There are different ways of installing and running TensorFlow. This section describes how I did it for these tutorials. You may want to do it differently and you can search the internet for instructions.

If you are new to using Python and Linux, etc. then this may be challenging to get working and you may need to do internet searches for error-messages, etc. It will get easier with practice.

Python Version 3.5 or Later

These tutorials were developed on Linux using Python 3.5 / 3.6 (the Anaconda distribution) and PyCharm.
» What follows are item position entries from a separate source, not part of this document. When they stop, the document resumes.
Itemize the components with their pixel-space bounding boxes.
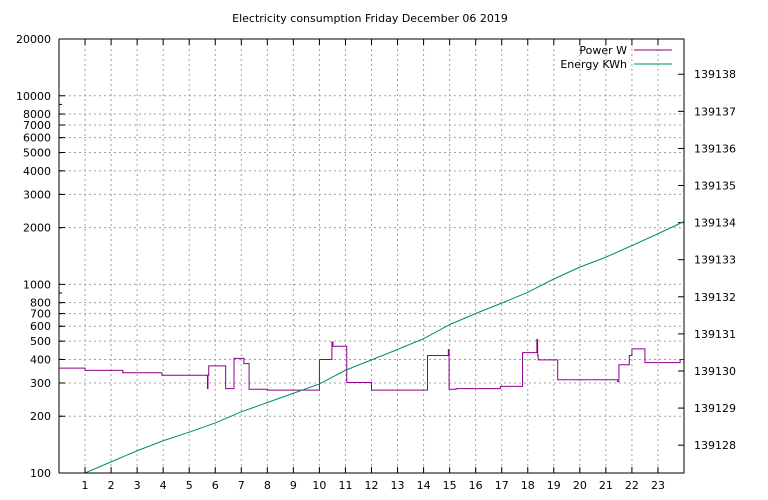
legend: Power W Energy KWh	[560, 44, 672, 71]
y-tick-label: 2000	[23, 222, 51, 235]
x-tick-label: 23	[651, 479, 665, 492]
legend-label-power: Power W	[579, 44, 627, 57]
y-tick-label: 3000	[23, 188, 51, 201]
y-tick-label: 20000	[16, 33, 51, 46]
x-tick-label: 12	[365, 479, 379, 492]
x-tick-label: 2	[108, 479, 115, 492]
y-tick-label: 400	[30, 353, 51, 366]
axis-ticks	[59, 38, 684, 474]
plot-frame	[58, 38, 685, 474]
y2-tick-label: 139128	[694, 439, 736, 452]
y-tick-label: 300	[30, 377, 51, 390]
x-tick-label: 10	[312, 479, 326, 492]
x-tick-label: 21	[599, 479, 613, 492]
x-tick-label: 4	[160, 479, 167, 492]
y-tick-label: 7000	[23, 119, 51, 132]
x-tick-label: 17	[495, 479, 509, 492]
y-tick-label: 10000	[16, 90, 51, 103]
grid	[59, 38, 684, 474]
y-tick-label: 600	[30, 320, 51, 333]
y-tick-label: 500	[30, 335, 51, 348]
chart-title: Electricity consumption Friday December …	[232, 12, 508, 25]
x-tick-label: 3	[134, 479, 141, 492]
y2-tick-label: 139129	[694, 402, 736, 415]
x-tick-label: 15	[443, 479, 457, 492]
x-tick-label: 20	[573, 479, 587, 492]
y-tick-label: 4000	[23, 165, 51, 178]
axis-tick-labels: 1 2 3 4 5 6 7 8 9 10 11 12 13 14 15 16 17 18 19 20 21 22 23100…	[16, 33, 736, 492]
y-tick-label: 700	[30, 308, 51, 321]
x-tick-label: 22	[625, 479, 639, 492]
y-tick-label: 200	[30, 410, 51, 423]
x-tick-label: 11	[338, 479, 352, 492]
x-tick-label: 14	[417, 479, 431, 492]
y-tick-label: 8000	[23, 108, 51, 121]
x-tick-label: 7	[238, 479, 245, 492]
x-tick-label: 13	[391, 479, 405, 492]
y2-tick-label: 139135	[694, 180, 736, 193]
y2-tick-label: 139131	[694, 328, 736, 341]
series	[59, 221, 685, 474]
y-tick-label: 6000	[23, 132, 51, 145]
x-tick-label: 8	[264, 479, 271, 492]
legend-label-energy: Energy KWh	[560, 58, 627, 71]
y2-tick-label: 139132	[694, 291, 736, 304]
x-tick-label: 5	[186, 479, 193, 492]
y-tick-label: 100	[30, 467, 51, 480]
power-series-line	[59, 339, 684, 391]
x-tick-label: 18	[521, 479, 535, 492]
y2-tick-label: 139134	[694, 217, 736, 230]
x-tick-label: 6	[212, 479, 219, 492]
y-tick-label: 5000	[23, 147, 51, 160]
y2-tick-label: 139133	[694, 254, 736, 267]
y2-tick-label: 139136	[694, 142, 736, 155]
x-tick-label: 19	[547, 479, 561, 492]
y2-tick-label: 139138	[694, 68, 736, 81]
x-tick-label: 9	[290, 479, 297, 492]
x-tick-label: 16	[469, 479, 483, 492]
x-tick-label: 1	[82, 479, 89, 492]
y-tick-label: 1000	[23, 278, 51, 291]
y2-tick-label: 139130	[694, 365, 736, 378]
energy-series-line	[84, 221, 685, 474]
y2-tick-label: 139137	[694, 105, 736, 118]
y-tick-label: 800	[30, 297, 51, 310]
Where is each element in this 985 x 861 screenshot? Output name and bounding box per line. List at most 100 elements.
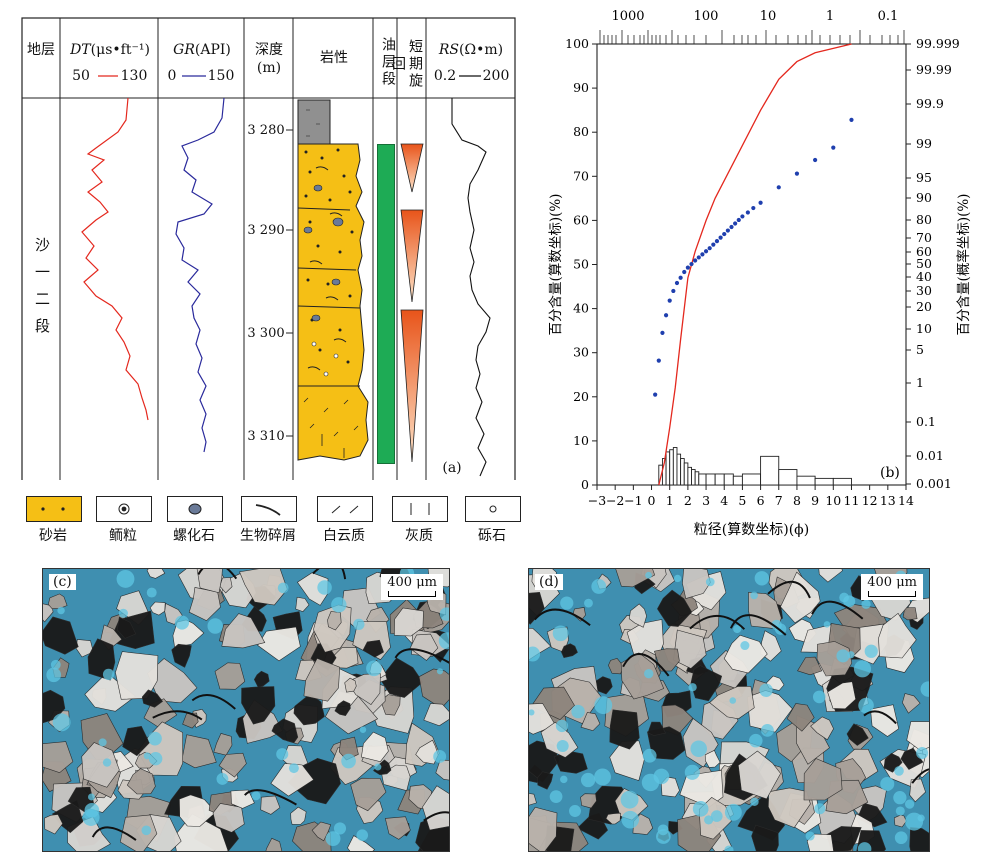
- dt-header: DT(μs•ft⁻¹): [62, 42, 158, 59]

There are reports that Python 2.7 gives error messages with these tutorials. Please make sure you are using Python 3.5 or later!

Environment

After installing Anaconda, you should create a conda environment so you do not destroy your main installation in case you make a mistake somewhere:

conda create --name tf python=3

Now you can switch to the new environment by running the following (on Linux):

source activate tf

Required Packages

The tutorials require several Python packages to be installed. The packages are listed in requirements.txt First you need to edit this file and select whether you want to install the CPU or GPU version of TensorFlow.

To install the required Python packages and dependencies you first have to activate the conda-environment as described above, and then you run the following command in a terminal:

pip install -r requirements.txt

Note that the GPU-version of TensorFlow also requires the installation of various NVIDIA drivers, which is not described here.

Testing

You should now be able to run the tutorials in the Python Notebooks:

cd ~/development/TensorFlow-Tutorials/  # Your installation directory.
jupyter notebook

This should start a web-browser that shows the list of tutorials. Click on a tutorial to load it.

Older Versions

Sometimes the source-code has changed from that shown in the YouTube videos. This may be due to bug-fixes, improvements, or because code-sections are moved to separate files for easy re-use.

If you want to see the exact versions of the source-code that were used in the YouTube videos, then you can browse the history of commits to the GitHub repository.

License (MIT)

These tutorials and source-code are published under the MIT License which allows very broad use for both academic and commercial purposes.

A few of the images used for demonstration purposes may be under copyright. These images are included under the "fair usage" laws.

You are very welcome to modify these tutorials and use them in your own projects. Please keep a link to the original repository.